Picking up on this in 1931 Frank Adaire and Halsey Bagg successfully treated 13 skin cancer patients but they for unknown reasons they didn’t do any further research and moved onto other things.
It was not until 1942 that the work was picked up by Gilman & Goodman who started treating lymphoma with mustard gas. Dr Gustaf Lindskog had a patient - JD a 48-year-old Polish bachelor who was being treated at Newhaven CT for advanced lymphosarcoma, but this was unsuccessful. In August 1942 his situation hopeless and the end was near. He agreed to be guinea pig on the Gilman and Goodman trial. After 1 month of mustard gas the lump on neck his disappeared s but it came back twice. On the third treatment the cancer didn’t go away, and JD died after 96 days.

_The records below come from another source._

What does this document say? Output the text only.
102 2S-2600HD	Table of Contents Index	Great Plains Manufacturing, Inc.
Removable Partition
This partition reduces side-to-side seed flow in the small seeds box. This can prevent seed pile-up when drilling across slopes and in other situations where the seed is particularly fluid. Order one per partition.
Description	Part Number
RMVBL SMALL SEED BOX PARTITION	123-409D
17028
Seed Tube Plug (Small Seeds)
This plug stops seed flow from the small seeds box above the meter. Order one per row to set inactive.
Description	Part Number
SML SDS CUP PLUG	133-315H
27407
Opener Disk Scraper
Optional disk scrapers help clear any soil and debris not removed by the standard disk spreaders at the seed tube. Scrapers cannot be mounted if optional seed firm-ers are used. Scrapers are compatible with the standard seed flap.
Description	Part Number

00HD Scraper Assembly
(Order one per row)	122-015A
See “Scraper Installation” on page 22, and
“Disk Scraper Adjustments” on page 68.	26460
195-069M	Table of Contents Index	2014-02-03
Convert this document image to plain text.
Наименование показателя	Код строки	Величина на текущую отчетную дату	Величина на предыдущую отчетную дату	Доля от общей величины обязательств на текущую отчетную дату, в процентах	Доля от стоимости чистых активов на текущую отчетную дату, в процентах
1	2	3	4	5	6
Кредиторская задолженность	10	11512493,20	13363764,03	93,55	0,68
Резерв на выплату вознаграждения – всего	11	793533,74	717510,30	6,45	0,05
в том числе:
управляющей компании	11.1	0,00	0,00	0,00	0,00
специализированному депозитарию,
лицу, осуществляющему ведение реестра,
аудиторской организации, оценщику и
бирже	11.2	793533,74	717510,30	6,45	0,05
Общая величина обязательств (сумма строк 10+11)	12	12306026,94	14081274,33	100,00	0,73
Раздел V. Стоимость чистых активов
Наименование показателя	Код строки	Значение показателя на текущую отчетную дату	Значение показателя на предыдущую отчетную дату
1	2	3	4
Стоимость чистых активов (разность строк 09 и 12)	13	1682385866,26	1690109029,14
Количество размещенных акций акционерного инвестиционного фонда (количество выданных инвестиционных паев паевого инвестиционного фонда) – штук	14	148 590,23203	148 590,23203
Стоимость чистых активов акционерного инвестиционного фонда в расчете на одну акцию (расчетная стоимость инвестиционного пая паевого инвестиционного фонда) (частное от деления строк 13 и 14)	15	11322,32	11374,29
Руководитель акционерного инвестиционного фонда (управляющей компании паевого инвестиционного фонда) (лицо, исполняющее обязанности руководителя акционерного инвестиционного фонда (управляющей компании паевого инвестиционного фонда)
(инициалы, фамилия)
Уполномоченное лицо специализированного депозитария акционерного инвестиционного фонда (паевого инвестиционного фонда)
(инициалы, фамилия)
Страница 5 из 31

An up to date situation on cancer
To give an example of the effects of how a cancerous cell developed Andy showed a chess board of 64 squares with one grain of rice on square 1. This then doubled in size to 2 grains on square 2 and 4 on square 3 and so on. By the time you get to square 64 the doubling effect is such that the resulting number is so great as to be not understandable. He said that there would be enough rice on that square to cover the whole of India to a depth of 1 metre. This explains the problem of resistance when 1 cell becomes immune to mustard gas then the number of resistant cells doubles daily.
Today there are over 100 types of chemotherapy, and it can be used both as a treatment and as a complimentary treatment with other things such as radiotherapy.
The latest work by Cancer Research are the Foxtrot trials. In Foxtrot 1 chemotherapy was given before and after surgery and this proved a big success. But the trial was perfect as elderly and frail patients were not included. So, Foxtrot 2 and 3 were to test giving chemotherapy to elderly and frail prior to surgery. Now Foxtrot 4 is being run to try giving younger patients an even bigger early dose.
In adults a lot of cells don't divide such as those in the liver and bones, but an adult body still make 3.8 million cells a second. The blood, stomach, bowels and hair cells all actively reproduce which explains why chemotherapy causes all these to stop dividing. This. therefore, impairs the immune system, the digestive system and causes loss of hair. This is why it is given in phases with a rest in between to allow the body to recover.
Dr David Nathan made a film where he said that in the 1950s he treated 50 children with leukaemia and lost all 50. But today he only loses very few.